Murmurists – ithyphall​.​brel​.​gory is not the same as you

Discus

Murmurists - ithyphall​.​brel​.​gory is not the same as youAnthony Donovan‘s Murmurists is a real labour of love; composing, scripting and then surrounding himself with suitable collaborators to do justice to his dystopian, disorientating visions.

This final section of a possible trilogy also coincided with his mother’s passing and her spirit looms large over the proceedings, her recorded voice appearing at points, warmly recalling past events and putting the future into some perspective. Live, Murmurists can number as many as 100; but here for ithyphall.brel.gory is not the same as you, the players either cast as orators or musicians number into the thirties with some doubling up in both roles.

There are many names familiar to regular Discus listeners and a few like Fred Longberg-Holm and Jeremy Gluck (what, that Jeremy Gluck?) familiar to a wider group of listeners.
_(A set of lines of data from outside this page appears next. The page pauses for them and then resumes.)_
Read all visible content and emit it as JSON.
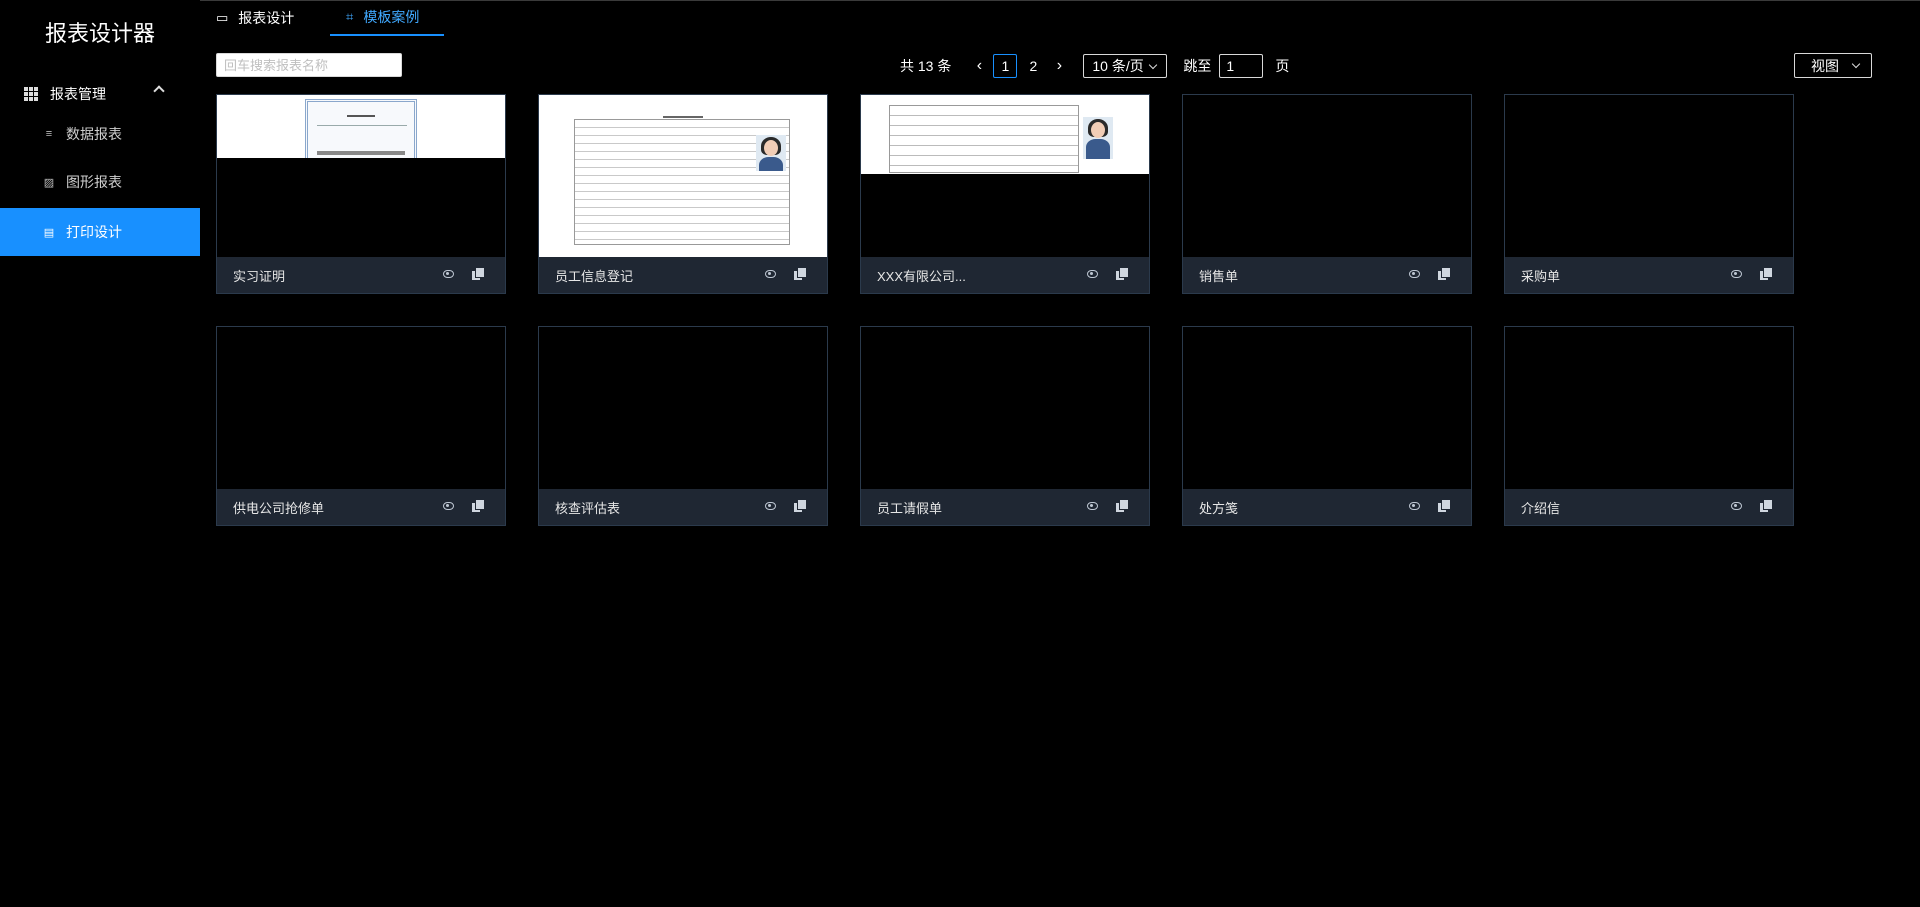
{
  "app": {
    "title": "报表设计器"
  },
  "sidebar": {
    "group": {
      "label": "报表管理",
      "icon": "grid-icon",
      "expand_icon": "chevron-up-icon"
    },
    "items": [
      {
        "label": "数据报表",
        "icon": "list-icon",
        "active": false
      },
      {
        "label": "图形报表",
        "icon": "image-icon",
        "active": false
      },
      {
        "label": "打印设计",
        "icon": "printer-icon",
        "active": true
      }
    ]
  },
  "tabs": [
    {
      "label": "报表设计",
      "icon": "monitor-icon",
      "active": false
    },
    {
      "label": "模板案例",
      "icon": "template-icon",
      "active": true
    }
  ],
  "search": {
    "placeholder": "回车搜索报表名称",
    "value": ""
  },
  "pagination": {
    "total_text": "共 13 条",
    "pages": [
      "1",
      "2"
    ],
    "current": "1",
    "page_size": "10 条/页",
    "jump_label": "跳至",
    "jump_value": "1",
    "page_word": "页"
  },
  "view_button": {
    "label": "视图"
  },
  "cards": [
    {
      "name": "实习证明",
      "thumb": "certificate"
    },
    {
      "name": "员工信息登记",
      "thumb": "employee-form"
    },
    {
      "name": "XXX有限公司...",
      "thumb": "company-form"
    },
    {
      "name": "销售单",
      "thumb": "none"
    },
    {
      "name": "采购单",
      "thumb": "none"
    },
    {
      "name": "供电公司抢修单",
      "thumb": "none"
    },
    {
      "name": "核查评估表",
      "thumb": "none"
    },
    {
      "name": "员工请假单",
      "thumb": "none"
    },
    {
      "name": "处方笺",
      "thumb": "none"
    },
    {
      "name": "介绍信",
      "thumb": "none"
    }
  ],
  "colors": {
    "accent": "#1890ff",
    "card_footer": "#1f2733",
    "card_border": "#2b3a4c",
    "background": "#000000"
  }
}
With an incredible array of voices as well as a veritable army of instruments acoustic and electronic, the three pieces presented here are awash with dizzying and disparate musical palettes, moving surreptitiously to internal rhythms that are not immediately obvious but guided by the streams of consciousness delivered in varying degrees of lucidity by the orators.

The cover of the album contains some terrifying visions and these are translated to the amorphous industrial sounds that creak and groan, somnolent but with static bursts that disorientate amidst the random noises that skulk and glower in shadowed, abandoned spaces. Voices appear from the static, sometimes agreeable, sometimes distorted, intoning, deliberating with abstract observations that carry dire warnings. A slow circulation, storm-like and seething gathers around dystopian directives giving them a considered desperation.

The scoured soundscape is awkward and uncomfortable yet strangely compelling, its progress constant and restless, at points upset by the screams of children and surprising mechanoid beats that echo against the unfolding cataclysm. Shimmering double bass does a little to smooth things; but it is a difficult pill to sweeten.

A creeping dread propels the second piece that feels like a travellator from which you can’t escape. There are voices in your ear, wordless, sinister and subliminal, and the aura creates more confusion, while a mellow American voice tells us: “Your broken neck was always an overworked superlative”. What can we make of this and why is it so freely delivered? There is more motion here and a sense of recycled angst, with repetitive voices enmeshed in circling guitars, growling horns and a piano dreaming of yesterday.

A stiff wind across an abandoned settlement introduces the final piece, shorter and more succinct yet more abrasive, horns clamouring, letting loose while voices trade lines, upping the ante with the vibrancy of vision and hoards of tired beasts shift and shuffle in the background. Things turn gradually more urgent, until a final flourish and this extraordinary journey comes to an end.

The death of Anthony’s mother was the crux of this album, but the work completed by the assembled cast is an amazing legacy, a time-travelling epic that sounds like nothing else.